Preserving Virtual Worlds 2 is an ongoing project funded by the IMLS that builds on the work of Preserving Virtual Worlds. Rachel Donahue, doctoral student at the University of Maryland iSchool and research assistant at MITH, recently wrote a post outlining the work of PVW2. As Donahue states, PVW2 focuses on “what exactly accessing a videogame “meaningfully” entails.”
Within the diverse group of research partners, which also includes University of Illinois at Urbana-Champaign and Rochester Institute of Technology, the University of Maryland and Stanford University have partnered to review Harpoon, one of PVW2’s several case studies. (Other case studies include Super Mario Bros., Oregon Trail, Civilization, Typing of the Dead). PVW2 has a special emphasis on educational or so-called “serious” games. This is where Harpoon comes in: originally created by Larry Bond for training naval officers, Harpoon first appeared as a pen and paper tabletop game in 1981; the first version of the computer game was issued eight years later. (Along the way Chris Carlson also joined Bond as a co-designer). In addition to writing games, Bond, a former naval officer, also writes novels. Interestingly enough, Bond got his start working with Tom Clancy; in turn, several of Clancy’s best-selling novels are partly based on playing Harpoon.
Last week, amidst the crisp covers of Harpoon game boxes, displaying submarines and smartly dressed officers peering through their Aviators, Henry Lowood from Stanford University, and Matthew Kirschenbaum and Rachel Donahue from the University of Maryland, combed through boxes of meticulous documentation Bond has loaned to MITH. Henry Lowood, Curator for History of Science & Technology Collections and Film & Media Collections in the Stanford Libraries, and creator of How They Got Game explains, “most of the documentation that archives have collected up until now has focused on high-level design documentation, which does not end up being what the game actually is.”
In an effort to dig into the game, the team is navigating through the hundreds of documents, spreadsheets, design sketches, and playtest reports outlining each aspect of the game’s creation. Donahue focuses on these game “manuscripts” in her personal research. “Often overlooked, these materials from game developers can provide valuable insight and help build context around the game,” Donahue says. “Just as film studies students today might visit the archives of a movie studio, it’s easy to imagine future game developers and game scholars learning from the documents generated during game development in addition to the final retail product. “
Matthew Kirschenbaum, Associate Director of MITH and a co-principal investigator on the project comments, “Harpoon is a fascinating case study to work on and Larry Bond’s been a terrific help in lending his personal records. It’s a game that has had a long history in both tabletop and computer formats, has both a recreational hobbyist following as well as a professional application, and has been used as a tool for plotting best-selling novels. It is without question a significant artifact of its era.”

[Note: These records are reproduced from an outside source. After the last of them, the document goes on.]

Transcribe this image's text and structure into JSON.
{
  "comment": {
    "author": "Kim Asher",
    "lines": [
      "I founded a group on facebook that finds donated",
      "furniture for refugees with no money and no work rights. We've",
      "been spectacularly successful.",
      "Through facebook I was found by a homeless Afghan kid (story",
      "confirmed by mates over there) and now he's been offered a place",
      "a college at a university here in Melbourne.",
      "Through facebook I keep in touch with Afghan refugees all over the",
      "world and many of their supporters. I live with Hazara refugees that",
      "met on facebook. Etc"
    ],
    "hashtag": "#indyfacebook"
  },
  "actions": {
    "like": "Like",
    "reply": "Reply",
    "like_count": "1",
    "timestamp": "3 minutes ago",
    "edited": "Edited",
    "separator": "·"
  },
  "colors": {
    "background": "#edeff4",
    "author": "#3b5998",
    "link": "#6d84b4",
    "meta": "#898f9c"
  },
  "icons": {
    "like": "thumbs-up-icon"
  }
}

Even though the research of PVW2 is currently from the point of view of game creator, the player perspective equally factors into the research, especially given the researchers also consider themselves players. Lowood explains, “If we bias the way we’re assembling the collection towards one group or another, we bias the research. By taking into account all of these views, we develop several approaches to the collection.”
While the preservation process of digital games up to now has been mostly ad-hoc, currently there is a huge interest among libraries to build an archive of digital games. By asking what the artifact is, and what aspects of the game must be documented, PVW2 is coming up with a set of best practices for the preservation of digital games for those institutions that seek to archive and collect these significant digital materials.
If PVW is categorized as focusing on technical and legal questions, PVW2 may be seen as more theoretical. “We’re trying to get towards the significant aspects of these objects we are preserving, that a repository can monitor, to ensure that the project is saving something worthwhile,” Lowood says. “We’re stepping back, and asking, what needs to be in this archive of data? And what instructions need to be appended to the data?”